If macro or close-up photography is your thing, you’ll probably find looking at the live view display much easier than looking through the viewfinder, especially if your subject is static. The 5x and 10x zooms help you make sure your subject is truly in focus. The depth-of-field button helps you evaluate depth of field.
Some portrait photographers like to work with the camera on a tripod. If this applies to you, then you might like to try
live view combined with face-detect autofocus. It’s easier than looking through the viewfinder and lets you concentrate on talking to your subject, helping put them at ease and create a good portrait. If you’re working in black & white it helps to see the portrait displayed in monochrome.
Autofocus in Live View
Autofocus options available in live view vary greatly between models, so this is an area where you should check your camera’s instruction manual to see exactly what it can do. The first cameras with live view didn’t even have autofocus, while newer cameras such as the EOS 80D are quite sophisticated and can even track moving subjects (although don’t expect it to work as well as the phase-detection AF used by the camera when you view the subject through the viewfinder).

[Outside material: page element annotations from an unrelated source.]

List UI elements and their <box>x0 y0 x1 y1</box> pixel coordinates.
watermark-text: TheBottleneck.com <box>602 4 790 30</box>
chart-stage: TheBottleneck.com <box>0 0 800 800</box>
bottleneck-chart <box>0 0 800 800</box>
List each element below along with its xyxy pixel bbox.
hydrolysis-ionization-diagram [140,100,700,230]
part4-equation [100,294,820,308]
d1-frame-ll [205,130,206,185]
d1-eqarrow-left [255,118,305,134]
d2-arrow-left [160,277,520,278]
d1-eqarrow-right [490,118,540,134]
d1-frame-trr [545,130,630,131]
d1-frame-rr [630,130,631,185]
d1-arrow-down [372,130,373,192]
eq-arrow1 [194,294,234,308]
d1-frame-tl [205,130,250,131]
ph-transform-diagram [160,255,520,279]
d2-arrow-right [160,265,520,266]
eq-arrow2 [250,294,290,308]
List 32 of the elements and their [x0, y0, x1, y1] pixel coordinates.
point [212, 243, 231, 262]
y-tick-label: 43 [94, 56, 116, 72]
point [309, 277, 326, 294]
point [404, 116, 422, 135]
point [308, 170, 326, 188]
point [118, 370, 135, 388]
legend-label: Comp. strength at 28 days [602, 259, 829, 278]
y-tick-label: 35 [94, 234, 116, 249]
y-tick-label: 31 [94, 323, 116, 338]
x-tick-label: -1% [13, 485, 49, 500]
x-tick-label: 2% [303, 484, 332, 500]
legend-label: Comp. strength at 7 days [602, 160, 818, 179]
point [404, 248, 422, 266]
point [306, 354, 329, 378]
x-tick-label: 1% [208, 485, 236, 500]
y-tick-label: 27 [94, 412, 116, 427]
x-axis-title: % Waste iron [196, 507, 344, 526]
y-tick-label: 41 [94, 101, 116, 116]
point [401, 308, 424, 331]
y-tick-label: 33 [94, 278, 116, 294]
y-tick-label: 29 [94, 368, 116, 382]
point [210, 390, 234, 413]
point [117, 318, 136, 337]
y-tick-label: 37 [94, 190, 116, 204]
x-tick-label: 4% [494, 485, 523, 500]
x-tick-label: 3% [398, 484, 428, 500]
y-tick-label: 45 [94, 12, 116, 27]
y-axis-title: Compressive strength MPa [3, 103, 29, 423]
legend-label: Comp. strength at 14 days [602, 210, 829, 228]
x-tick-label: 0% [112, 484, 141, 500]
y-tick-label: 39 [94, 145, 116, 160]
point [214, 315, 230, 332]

In live view, the camera uses contrast detection to focus on the subject, taking readings from the camera’s sensor. This is marginally slower than phase-detection autofocus, but more accurate, even at wide apertures, and eliminates the need for autofocus micro-adjustment.
Newer EOS cameras (such as the EOS 80D and 7D Mark II) have dual-pixel CMOS autofocus. The technology sounds impressive, and it is. Each effective pixel on the camera’s sensor contains two photo diodes. The camera takes separate readings from each one for focusing purposes, enabling it to focus more smoothly than when using contrast-detection autofocus, in which the lens tends to hunt before locking on the subject. The principal use of dual-pixel CMOS autofocus is for smooth focus in Movie Mode, but it’s also useful for still photographers as it helps the camera track moving subjects in live view.
Step by step: How to set up Live View on a Canon EOS 5D Mark III
To start, activate Live View using the camera’s menu. Navigate to Live View Shoot and select Enable.
Find the Live View Shooting switch, located to the right of the viewfinder on the back of the camera. Set it to Live View, represented by the white camera-shaped icon.
Press the Start/Stop button to enter Live View. The camera’s mirror locks up, the viewfinder goes dark and the camera displays a live feed on the rear LCD screen.
Use the Multi-controller joystick or Cross Keys to move the AF square to the part of the subject you want to focus on (if your camera has a touchscreen you can tap the LCD screen instead).
With the lens set to AF (autofocus), press the shutter button half way to focus, and all the way down to take the photograph.